In December 2022, Finance Minister has informed the Parliament that bank had bad loans worth Rs 10, 09,511 crore during the last five financial years.
What are Bad Loans?
A bad loan is one that has not been ‘serviced’ for a certain period.
Servicing a loan is paying back the interest and a small part of the principal — depending on the agreement between bank and borrower; to begin with so that over time, you pay back the principal as well as the interest accrued in the duration.
In 2009, the RBI brought out norms that set out categories of Non-Performing Assets (NPAs) and what banks must do as these bad loans age.
According to RBI, Bad loans are a problem, for, with time, there is less and less certainty that the loan would be paid back in full.
What is a Non-Performing Asset?
They are loans or advances that are in default or in arrears.
In other words, these are those kinds of loans wherein principal or interest amounts are late or have not been paid.
When a loan is classified as NPA?
Non-Performing Assets are basically Non-Performing Loans.
In India, the timeline given for classifying the asset as NPA is 180 days. As against 45 to 90 days of international norms.
Why is there a need to recognise NPAs?
In the banking system, the government and regulatory authorities need to have a good view of how healthy the financial system is.
India became more aggressive in recognising loans as ‘bad’ in the 2014 to 2015 period.
The periodic asset quality review was introduced.

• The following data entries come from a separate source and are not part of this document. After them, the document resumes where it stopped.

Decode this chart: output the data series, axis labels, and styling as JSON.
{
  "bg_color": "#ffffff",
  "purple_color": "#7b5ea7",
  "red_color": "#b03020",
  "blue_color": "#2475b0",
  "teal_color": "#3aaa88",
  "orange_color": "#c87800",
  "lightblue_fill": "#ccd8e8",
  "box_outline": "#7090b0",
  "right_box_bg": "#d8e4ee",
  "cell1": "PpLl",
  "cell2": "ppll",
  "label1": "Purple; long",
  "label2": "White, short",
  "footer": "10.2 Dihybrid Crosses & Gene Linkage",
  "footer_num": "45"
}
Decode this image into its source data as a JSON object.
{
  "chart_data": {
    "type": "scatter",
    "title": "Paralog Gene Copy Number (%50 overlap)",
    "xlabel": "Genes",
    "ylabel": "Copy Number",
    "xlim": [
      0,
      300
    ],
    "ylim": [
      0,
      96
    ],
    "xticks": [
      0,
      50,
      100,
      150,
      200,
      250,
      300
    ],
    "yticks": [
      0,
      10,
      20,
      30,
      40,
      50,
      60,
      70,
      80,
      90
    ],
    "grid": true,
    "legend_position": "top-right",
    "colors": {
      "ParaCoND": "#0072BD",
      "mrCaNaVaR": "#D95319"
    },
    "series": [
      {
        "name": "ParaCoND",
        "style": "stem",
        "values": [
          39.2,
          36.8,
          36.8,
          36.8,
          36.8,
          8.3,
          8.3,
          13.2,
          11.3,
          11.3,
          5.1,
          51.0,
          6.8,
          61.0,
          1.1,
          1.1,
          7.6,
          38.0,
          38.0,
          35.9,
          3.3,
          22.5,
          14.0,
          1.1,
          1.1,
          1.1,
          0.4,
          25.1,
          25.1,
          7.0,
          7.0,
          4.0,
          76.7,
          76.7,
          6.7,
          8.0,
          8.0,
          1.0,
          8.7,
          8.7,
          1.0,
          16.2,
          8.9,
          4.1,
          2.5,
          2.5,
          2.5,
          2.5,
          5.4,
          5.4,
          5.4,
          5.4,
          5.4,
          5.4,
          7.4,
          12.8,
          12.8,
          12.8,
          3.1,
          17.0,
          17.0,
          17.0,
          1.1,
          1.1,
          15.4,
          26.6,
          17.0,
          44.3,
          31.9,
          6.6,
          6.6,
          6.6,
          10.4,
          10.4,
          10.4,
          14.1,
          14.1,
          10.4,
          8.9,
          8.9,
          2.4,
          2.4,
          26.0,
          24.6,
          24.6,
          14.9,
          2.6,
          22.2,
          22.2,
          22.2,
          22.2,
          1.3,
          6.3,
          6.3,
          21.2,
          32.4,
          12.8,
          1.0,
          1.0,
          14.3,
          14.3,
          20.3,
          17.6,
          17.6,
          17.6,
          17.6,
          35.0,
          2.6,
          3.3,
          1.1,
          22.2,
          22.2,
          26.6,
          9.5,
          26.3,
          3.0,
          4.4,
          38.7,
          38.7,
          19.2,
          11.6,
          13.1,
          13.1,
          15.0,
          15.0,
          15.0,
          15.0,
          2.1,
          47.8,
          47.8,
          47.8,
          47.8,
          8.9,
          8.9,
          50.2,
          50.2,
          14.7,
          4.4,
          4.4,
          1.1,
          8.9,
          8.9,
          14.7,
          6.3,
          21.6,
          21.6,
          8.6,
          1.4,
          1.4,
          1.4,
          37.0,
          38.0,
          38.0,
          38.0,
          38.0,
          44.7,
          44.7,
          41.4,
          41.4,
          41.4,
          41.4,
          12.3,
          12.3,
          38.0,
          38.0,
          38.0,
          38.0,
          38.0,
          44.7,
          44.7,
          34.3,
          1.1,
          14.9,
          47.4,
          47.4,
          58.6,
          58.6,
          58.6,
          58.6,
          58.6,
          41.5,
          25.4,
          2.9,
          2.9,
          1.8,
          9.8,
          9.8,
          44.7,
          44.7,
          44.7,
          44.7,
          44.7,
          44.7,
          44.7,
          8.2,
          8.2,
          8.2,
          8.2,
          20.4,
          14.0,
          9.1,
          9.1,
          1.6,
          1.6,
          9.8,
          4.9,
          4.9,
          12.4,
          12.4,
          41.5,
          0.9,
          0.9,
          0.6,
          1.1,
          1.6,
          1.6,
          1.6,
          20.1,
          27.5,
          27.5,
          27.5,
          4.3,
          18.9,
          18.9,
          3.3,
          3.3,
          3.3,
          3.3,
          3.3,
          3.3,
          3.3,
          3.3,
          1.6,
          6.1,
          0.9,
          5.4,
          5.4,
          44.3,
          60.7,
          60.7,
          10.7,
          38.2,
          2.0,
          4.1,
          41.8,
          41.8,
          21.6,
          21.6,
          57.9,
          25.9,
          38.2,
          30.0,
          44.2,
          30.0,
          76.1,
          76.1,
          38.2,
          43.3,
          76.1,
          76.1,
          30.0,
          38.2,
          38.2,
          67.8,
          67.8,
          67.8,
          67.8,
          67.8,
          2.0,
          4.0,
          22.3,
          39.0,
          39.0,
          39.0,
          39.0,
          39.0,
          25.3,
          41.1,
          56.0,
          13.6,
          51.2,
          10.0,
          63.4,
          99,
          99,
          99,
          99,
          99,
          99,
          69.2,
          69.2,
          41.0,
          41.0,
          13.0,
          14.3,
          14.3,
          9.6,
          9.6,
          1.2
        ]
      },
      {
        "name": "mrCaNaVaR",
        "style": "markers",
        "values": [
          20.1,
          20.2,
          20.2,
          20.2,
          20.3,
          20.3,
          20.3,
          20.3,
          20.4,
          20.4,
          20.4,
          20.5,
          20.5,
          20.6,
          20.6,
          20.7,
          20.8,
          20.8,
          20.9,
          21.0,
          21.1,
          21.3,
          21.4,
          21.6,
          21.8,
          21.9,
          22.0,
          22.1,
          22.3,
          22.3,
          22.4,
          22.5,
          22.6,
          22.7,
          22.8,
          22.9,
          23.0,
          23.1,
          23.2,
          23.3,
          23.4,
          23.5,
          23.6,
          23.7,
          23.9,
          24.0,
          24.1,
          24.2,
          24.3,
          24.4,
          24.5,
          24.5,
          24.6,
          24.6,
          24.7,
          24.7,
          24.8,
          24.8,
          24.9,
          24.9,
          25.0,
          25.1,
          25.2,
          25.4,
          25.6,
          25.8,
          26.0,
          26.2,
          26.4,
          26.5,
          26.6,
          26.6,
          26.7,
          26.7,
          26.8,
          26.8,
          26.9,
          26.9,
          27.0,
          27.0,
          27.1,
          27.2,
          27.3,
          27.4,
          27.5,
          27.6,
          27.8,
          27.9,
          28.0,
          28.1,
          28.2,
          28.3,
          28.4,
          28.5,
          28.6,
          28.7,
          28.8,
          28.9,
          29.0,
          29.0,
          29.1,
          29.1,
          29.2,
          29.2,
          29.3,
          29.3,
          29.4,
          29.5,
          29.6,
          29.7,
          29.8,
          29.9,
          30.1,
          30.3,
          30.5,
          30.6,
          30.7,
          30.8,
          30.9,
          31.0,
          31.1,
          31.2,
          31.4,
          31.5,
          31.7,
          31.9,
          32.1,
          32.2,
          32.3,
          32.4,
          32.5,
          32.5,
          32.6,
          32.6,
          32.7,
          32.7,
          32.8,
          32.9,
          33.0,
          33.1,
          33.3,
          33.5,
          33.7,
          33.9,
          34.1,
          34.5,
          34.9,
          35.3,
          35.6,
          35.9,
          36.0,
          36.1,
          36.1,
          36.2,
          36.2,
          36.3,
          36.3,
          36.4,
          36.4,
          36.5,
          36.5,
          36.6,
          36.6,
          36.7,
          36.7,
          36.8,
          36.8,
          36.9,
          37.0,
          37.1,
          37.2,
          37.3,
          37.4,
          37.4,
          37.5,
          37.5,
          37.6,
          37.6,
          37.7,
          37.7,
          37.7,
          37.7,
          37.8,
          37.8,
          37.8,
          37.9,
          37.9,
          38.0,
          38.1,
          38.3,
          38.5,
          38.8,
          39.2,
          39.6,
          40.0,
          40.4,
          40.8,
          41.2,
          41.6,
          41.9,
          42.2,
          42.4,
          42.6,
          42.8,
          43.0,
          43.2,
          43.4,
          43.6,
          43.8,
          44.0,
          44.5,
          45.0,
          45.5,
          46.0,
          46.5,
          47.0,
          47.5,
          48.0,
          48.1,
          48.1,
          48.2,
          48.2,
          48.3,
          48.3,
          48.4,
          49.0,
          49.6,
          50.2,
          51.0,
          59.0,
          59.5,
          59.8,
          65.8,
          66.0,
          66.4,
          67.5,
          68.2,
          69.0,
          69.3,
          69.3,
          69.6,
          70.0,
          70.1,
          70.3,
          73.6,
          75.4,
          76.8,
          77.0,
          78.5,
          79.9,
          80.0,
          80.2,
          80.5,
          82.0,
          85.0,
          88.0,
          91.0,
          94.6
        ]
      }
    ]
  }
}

Further, the regulator stepped in to prevent ever-greening of loans (i.e., lending more to an already stressed asset in the hope that it could be brought back to its feet).
What process does a bank undertake to recover NPA?
The banks employ the Lok Adalats for settling the NPA loans. The Lok Adalats help in settling the NPA between the banks and defaulters.
A National Asset Reconstruction Company Ltd. (NARCL) was announced in the Union Budget for 2021-2022 to resolve stressed loans amounting to about Rs2 lakh crore in phases.
Impact of NPAs on Financial Operations
This reduces the profits of the banks.
This reduces a bank or financial institution’s capital adequacy.
The banks have become averse to giving loans and taking risks of zero per cent. Thus, the creation of fresh credit is debarred.
The banks start concentrating on the management of credit risk instead of the bank becoming profitable.